C’était hier, ou presque. Il y a quarante ans, déjà. Au cœur d’une saison 1982 dramatique, marquée par les accidents mortels de Gilles Villeneuve et Riccardo Paletti ainsi que par le crash de Didier Pironi synonyme de fin de carrière, le Grand Prix de Monaco s’offre un scénario hallucinant.

Quatre derniers tours complètement dingues où une pluie aussi fine que maligne s’invite sans crier gare. Où les coups de théâtre s’enchaînent plus vite qu’une F1 tutoyant la limite.

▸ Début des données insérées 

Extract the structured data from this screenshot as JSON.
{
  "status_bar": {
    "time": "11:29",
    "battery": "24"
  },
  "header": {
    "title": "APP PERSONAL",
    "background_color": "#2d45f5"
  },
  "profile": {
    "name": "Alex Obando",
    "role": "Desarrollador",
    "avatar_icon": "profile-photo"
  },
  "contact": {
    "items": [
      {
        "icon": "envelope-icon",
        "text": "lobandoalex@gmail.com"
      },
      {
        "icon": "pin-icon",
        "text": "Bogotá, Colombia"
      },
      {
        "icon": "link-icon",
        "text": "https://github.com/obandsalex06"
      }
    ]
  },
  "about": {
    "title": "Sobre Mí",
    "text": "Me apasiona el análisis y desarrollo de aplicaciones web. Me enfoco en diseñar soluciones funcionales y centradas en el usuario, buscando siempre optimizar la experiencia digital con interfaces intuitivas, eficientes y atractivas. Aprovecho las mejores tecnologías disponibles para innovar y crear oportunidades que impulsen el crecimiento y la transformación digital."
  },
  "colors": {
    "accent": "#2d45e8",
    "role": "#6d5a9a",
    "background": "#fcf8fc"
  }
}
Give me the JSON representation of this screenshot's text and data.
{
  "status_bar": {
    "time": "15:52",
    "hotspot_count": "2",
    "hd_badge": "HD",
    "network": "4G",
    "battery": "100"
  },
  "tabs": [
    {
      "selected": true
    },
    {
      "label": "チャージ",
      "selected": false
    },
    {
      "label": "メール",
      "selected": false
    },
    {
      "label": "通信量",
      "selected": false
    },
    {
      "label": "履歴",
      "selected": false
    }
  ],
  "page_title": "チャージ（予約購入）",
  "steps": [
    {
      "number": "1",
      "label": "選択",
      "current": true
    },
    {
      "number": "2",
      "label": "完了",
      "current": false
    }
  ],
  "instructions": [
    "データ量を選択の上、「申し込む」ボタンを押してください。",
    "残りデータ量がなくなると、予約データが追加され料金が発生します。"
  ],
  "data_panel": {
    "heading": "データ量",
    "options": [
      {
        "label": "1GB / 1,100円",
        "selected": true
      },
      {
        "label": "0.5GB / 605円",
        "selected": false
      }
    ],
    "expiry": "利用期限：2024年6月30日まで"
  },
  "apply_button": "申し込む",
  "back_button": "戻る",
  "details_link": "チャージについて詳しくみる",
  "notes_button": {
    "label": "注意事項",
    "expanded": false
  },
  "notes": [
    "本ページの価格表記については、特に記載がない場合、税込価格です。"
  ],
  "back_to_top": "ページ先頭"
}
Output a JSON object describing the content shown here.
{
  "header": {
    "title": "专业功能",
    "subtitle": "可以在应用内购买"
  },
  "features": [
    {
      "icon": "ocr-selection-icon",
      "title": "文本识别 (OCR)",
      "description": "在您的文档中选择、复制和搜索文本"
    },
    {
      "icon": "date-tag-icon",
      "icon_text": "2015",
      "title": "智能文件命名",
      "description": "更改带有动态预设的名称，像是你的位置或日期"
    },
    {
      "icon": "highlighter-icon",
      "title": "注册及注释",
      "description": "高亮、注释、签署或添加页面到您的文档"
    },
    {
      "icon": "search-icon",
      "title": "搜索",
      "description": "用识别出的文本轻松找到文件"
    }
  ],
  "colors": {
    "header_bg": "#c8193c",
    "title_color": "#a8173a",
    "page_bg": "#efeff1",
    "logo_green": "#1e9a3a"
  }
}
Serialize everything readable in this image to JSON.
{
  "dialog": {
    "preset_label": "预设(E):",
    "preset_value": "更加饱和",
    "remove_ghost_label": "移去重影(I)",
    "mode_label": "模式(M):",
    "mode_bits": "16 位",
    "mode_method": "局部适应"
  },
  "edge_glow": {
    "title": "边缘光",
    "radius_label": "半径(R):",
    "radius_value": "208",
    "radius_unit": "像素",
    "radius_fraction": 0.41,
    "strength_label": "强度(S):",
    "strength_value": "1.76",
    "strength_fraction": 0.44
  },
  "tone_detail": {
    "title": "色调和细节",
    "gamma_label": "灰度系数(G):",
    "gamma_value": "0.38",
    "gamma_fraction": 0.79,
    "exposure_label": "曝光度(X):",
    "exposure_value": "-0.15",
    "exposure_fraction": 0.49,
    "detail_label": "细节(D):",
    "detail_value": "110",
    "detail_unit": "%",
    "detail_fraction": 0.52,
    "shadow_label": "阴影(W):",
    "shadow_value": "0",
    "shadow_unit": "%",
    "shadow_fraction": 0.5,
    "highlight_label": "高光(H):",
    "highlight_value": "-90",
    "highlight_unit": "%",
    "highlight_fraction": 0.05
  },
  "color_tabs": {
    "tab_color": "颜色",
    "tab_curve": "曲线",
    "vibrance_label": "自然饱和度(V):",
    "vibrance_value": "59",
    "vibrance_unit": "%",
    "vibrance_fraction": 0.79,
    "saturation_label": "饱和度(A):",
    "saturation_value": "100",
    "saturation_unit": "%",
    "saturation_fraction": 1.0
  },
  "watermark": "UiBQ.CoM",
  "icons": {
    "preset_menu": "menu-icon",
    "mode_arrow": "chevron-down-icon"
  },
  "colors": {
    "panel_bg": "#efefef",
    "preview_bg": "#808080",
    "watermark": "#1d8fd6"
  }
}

Où les leaders tombent comme des mouches les uns après les autres. Où le vainqueur, Riccardo Patrese (Brabham), revenu de nulle part après avoir calé son moteur dans un tête-à-queue, ne sait pas qu’il a gagné une fois coupée la ligne d’arrivée.

Ce jour-là, l’écurie Renault conduite par Gérard Larrousse semblait pourtant tenir le bon bout. Si les espoirs du poleman René Arnoux étaient tombés à l’eau très tôt du côté de la Piscine, Alain Prost caracolait en tête.

Mais le futur champion du monde puissance 4 perdait lui aussi les pédales à quatre boucles du damier. Flash-back en compagnie du patron qui, à 82 printemps, fait le grand écart entre passé et présent.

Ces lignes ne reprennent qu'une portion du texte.